When it comes to inbuilt memory, the GS4 is still perfectly adequate with its 2 GB or RAM, while the memory variants of 16, 32 and 64 GB can fit every taste, especially when there's also a microSD card slot on board. For a full year, nothing has changed all that much in this category to render the GS4 old.
Internet and Connectivity
Snapdragon 800 brought a slightly faster browsing experience, but the Galaxy S4 still holds up pretty well on its own. Regardless if you'll be using Samsung's own browser, or Google's Chrome, speed is guaranteed to be pretty adequate. When the GS4 launched last year, Chrome for Android was still a bit rough around the edges, but after numerous updates and enhancements, Android's stock browser can finally offer a perfectly satisfying web-surfing experience. In addition to exhibiting smooth and fluid navigation, it can also inflate text in a better way, courtesy of some of its latest updates. The only major thing that seems to be missing from the app is an option to have a vertical scroll lock, which would not let you go horizontally once you've started to scroll vertically, but that's probably a matter of time.
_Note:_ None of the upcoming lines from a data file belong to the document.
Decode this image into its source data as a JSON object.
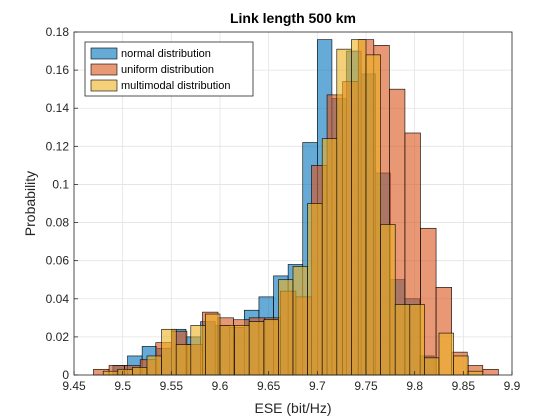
{
  "chart_data": {
    "type": "bar",
    "title": "Link length 500 km",
    "xlabel": "ESE (bit/Hz)",
    "ylabel": "Probability",
    "xlim": [
      9.45,
      9.9
    ],
    "ylim": [
      0,
      0.18
    ],
    "xticks": [
      "9.45",
      "9.5",
      "9.55",
      "9.6",
      "9.65",
      "9.7",
      "9.75",
      "9.8",
      "9.85",
      "9.9"
    ],
    "yticks": [
      "0",
      "0.02",
      "0.04",
      "0.06",
      "0.08",
      "0.1",
      "0.12",
      "0.14",
      "0.16",
      "0.18"
    ],
    "grid": true,
    "legend_position": "top-left",
    "series": [
      {
        "name": "normal distribution",
        "color": "#0072BD",
        "bins": [
          {
            "x0": 9.49,
            "x1": 9.505,
            "y": 0.005
          },
          {
            "x0": 9.505,
            "x1": 9.52,
            "y": 0.01
          },
          {
            "x0": 9.52,
            "x1": 9.535,
            "y": 0.015
          },
          {
            "x0": 9.535,
            "x1": 9.55,
            "y": 0.014
          },
          {
            "x0": 9.55,
            "x1": 9.565,
            "y": 0.024
          },
          {
            "x0": 9.565,
            "x1": 9.58,
            "y": 0.02
          },
          {
            "x0": 9.58,
            "x1": 9.595,
            "y": 0.028
          },
          {
            "x0": 9.595,
            "x1": 9.61,
            "y": 0.026
          },
          {
            "x0": 9.61,
            "x1": 9.625,
            "y": 0.025
          },
          {
            "x0": 9.625,
            "x1": 9.64,
            "y": 0.034
          },
          {
            "x0": 9.64,
            "x1": 9.655,
            "y": 0.041
          },
          {
            "x0": 9.655,
            "x1": 9.67,
            "y": 0.052
          },
          {
            "x0": 9.67,
            "x1": 9.685,
            "y": 0.058
          },
          {
            "x0": 9.685,
            "x1": 9.7,
            "y": 0.122
          },
          {
            "x0": 9.7,
            "x1": 9.715,
            "y": 0.176
          },
          {
            "x0": 9.715,
            "x1": 9.73,
            "y": 0.145
          },
          {
            "x0": 9.73,
            "x1": 9.745,
            "y": 0.17
          },
          {
            "x0": 9.745,
            "x1": 9.76,
            "y": 0.158
          },
          {
            "x0": 9.76,
            "x1": 9.775,
            "y": 0.106
          },
          {
            "x0": 9.775,
            "x1": 9.79,
            "y": 0.05
          },
          {
            "x0": 9.79,
            "x1": 9.805,
            "y": 0.04
          },
          {
            "x0": 9.805,
            "x1": 9.82,
            "y": 0.01
          }
        ]
      },
      {
        "name": "uniform distribution",
        "color": "#D95319",
        "bins": [
          {
            "x0": 9.47,
            "x1": 9.486,
            "y": 0.003
          },
          {
            "x0": 9.486,
            "x1": 9.502,
            "y": 0.005
          },
          {
            "x0": 9.502,
            "x1": 9.518,
            "y": 0.005
          },
          {
            "x0": 9.518,
            "x1": 9.534,
            "y": 0.008
          },
          {
            "x0": 9.534,
            "x1": 9.55,
            "y": 0.017
          },
          {
            "x0": 9.55,
            "x1": 9.566,
            "y": 0.023
          },
          {
            "x0": 9.566,
            "x1": 9.582,
            "y": 0.016
          },
          {
            "x0": 9.582,
            "x1": 9.598,
            "y": 0.033
          },
          {
            "x0": 9.598,
            "x1": 9.614,
            "y": 0.03
          },
          {
            "x0": 9.614,
            "x1": 9.63,
            "y": 0.029
          },
          {
            "x0": 9.63,
            "x1": 9.646,
            "y": 0.03
          },
          {
            "x0": 9.646,
            "x1": 9.662,
            "y": 0.03
          },
          {
            "x0": 9.662,
            "x1": 9.678,
            "y": 0.044
          },
          {
            "x0": 9.678,
            "x1": 9.694,
            "y": 0.041
          },
          {
            "x0": 9.694,
            "x1": 9.71,
            "y": 0.11
          },
          {
            "x0": 9.71,
            "x1": 9.726,
            "y": 0.147
          },
          {
            "x0": 9.726,
            "x1": 9.742,
            "y": 0.154
          },
          {
            "x0": 9.742,
            "x1": 9.758,
            "y": 0.176
          },
          {
            "x0": 9.758,
            "x1": 9.774,
            "y": 0.173
          },
          {
            "x0": 9.774,
            "x1": 9.79,
            "y": 0.15
          },
          {
            "x0": 9.79,
            "x1": 9.806,
            "y": 0.127
          },
          {
            "x0": 9.806,
            "x1": 9.822,
            "y": 0.077
          },
          {
            "x0": 9.822,
            "x1": 9.838,
            "y": 0.046
          },
          {
            "x0": 9.838,
            "x1": 9.854,
            "y": 0.012
          },
          {
            "x0": 9.854,
            "x1": 9.87,
            "y": 0.005
          },
          {
            "x0": 9.87,
            "x1": 9.886,
            "y": 0.003
          }
        ]
      },
      {
        "name": "multimodal distribution",
        "color": "#EDB120",
        "bins": [
          {
            "x0": 9.48,
            "x1": 9.495,
            "y": 0.002
          },
          {
            "x0": 9.495,
            "x1": 9.51,
            "y": 0.003
          },
          {
            "x0": 9.51,
            "x1": 9.525,
            "y": 0.004
          },
          {
            "x0": 9.525,
            "x1": 9.54,
            "y": 0.01
          },
          {
            "x0": 9.54,
            "x1": 9.555,
            "y": 0.024
          },
          {
            "x0": 9.555,
            "x1": 9.57,
            "y": 0.016
          },
          {
            "x0": 9.57,
            "x1": 9.585,
            "y": 0.026
          },
          {
            "x0": 9.585,
            "x1": 9.6,
            "y": 0.032
          },
          {
            "x0": 9.6,
            "x1": 9.615,
            "y": 0.026
          },
          {
            "x0": 9.615,
            "x1": 9.63,
            "y": 0.026
          },
          {
            "x0": 9.63,
            "x1": 9.645,
            "y": 0.028
          },
          {
            "x0": 9.645,
            "x1": 9.66,
            "y": 0.029
          },
          {
            "x0": 9.66,
            "x1": 9.675,
            "y": 0.05
          },
          {
            "x0": 9.675,
            "x1": 9.69,
            "y": 0.057
          },
          {
            "x0": 9.69,
            "x1": 9.705,
            "y": 0.09
          },
          {
            "x0": 9.705,
            "x1": 9.72,
            "y": 0.124
          },
          {
            "x0": 9.72,
            "x1": 9.735,
            "y": 0.171
          },
          {
            "x0": 9.735,
            "x1": 9.75,
            "y": 0.176
          },
          {
            "x0": 9.75,
            "x1": 9.765,
            "y": 0.168
          },
          {
            "x0": 9.765,
            "x1": 9.78,
            "y": 0.079
          },
          {
            "x0": 9.78,
            "x1": 9.795,
            "y": 0.037
          },
          {
            "x0": 9.795,
            "x1": 9.81,
            "y": 0.037
          },
          {
            "x0": 9.81,
            "x1": 9.825,
            "y": 0.009
          },
          {
            "x0": 9.825,
            "x1": 9.84,
            "y": 0.022
          },
          {
            "x0": 9.84,
            "x1": 9.855,
            "y": 0.01
          },
          {
            "x0": 9.855,
            "x1": 9.87,
            "y": 0.002
          }
        ]
      }
    ]
  }
}
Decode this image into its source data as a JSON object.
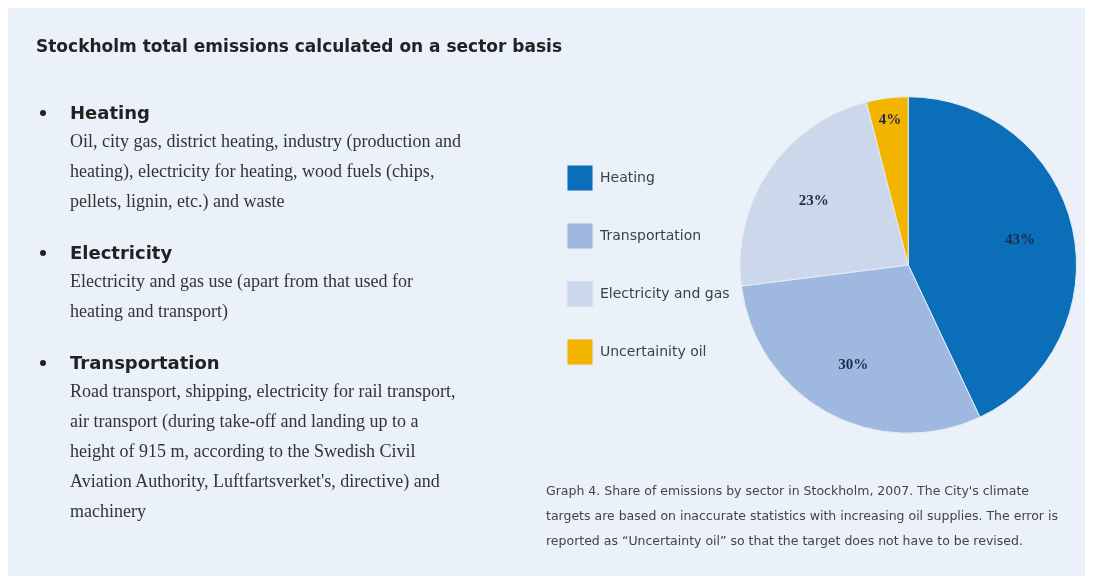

Meanwhile, the reasons to side with Samsung's internet browser have been reduced to minimum.
In terms of connectivity options, we guess we wouldn't surprise anyone if we say that the Galaxy S4 will have you covered with its rich set of features, like DLNA, MHL, Wi-Fi 802.11 a, b, g, n, n 5GHz, ac , NFC and infrared (for remote control features), right? Oh, yeah, there's also Bluetooth 4.0, so the list is as complete as it can be, even by 2014's standards.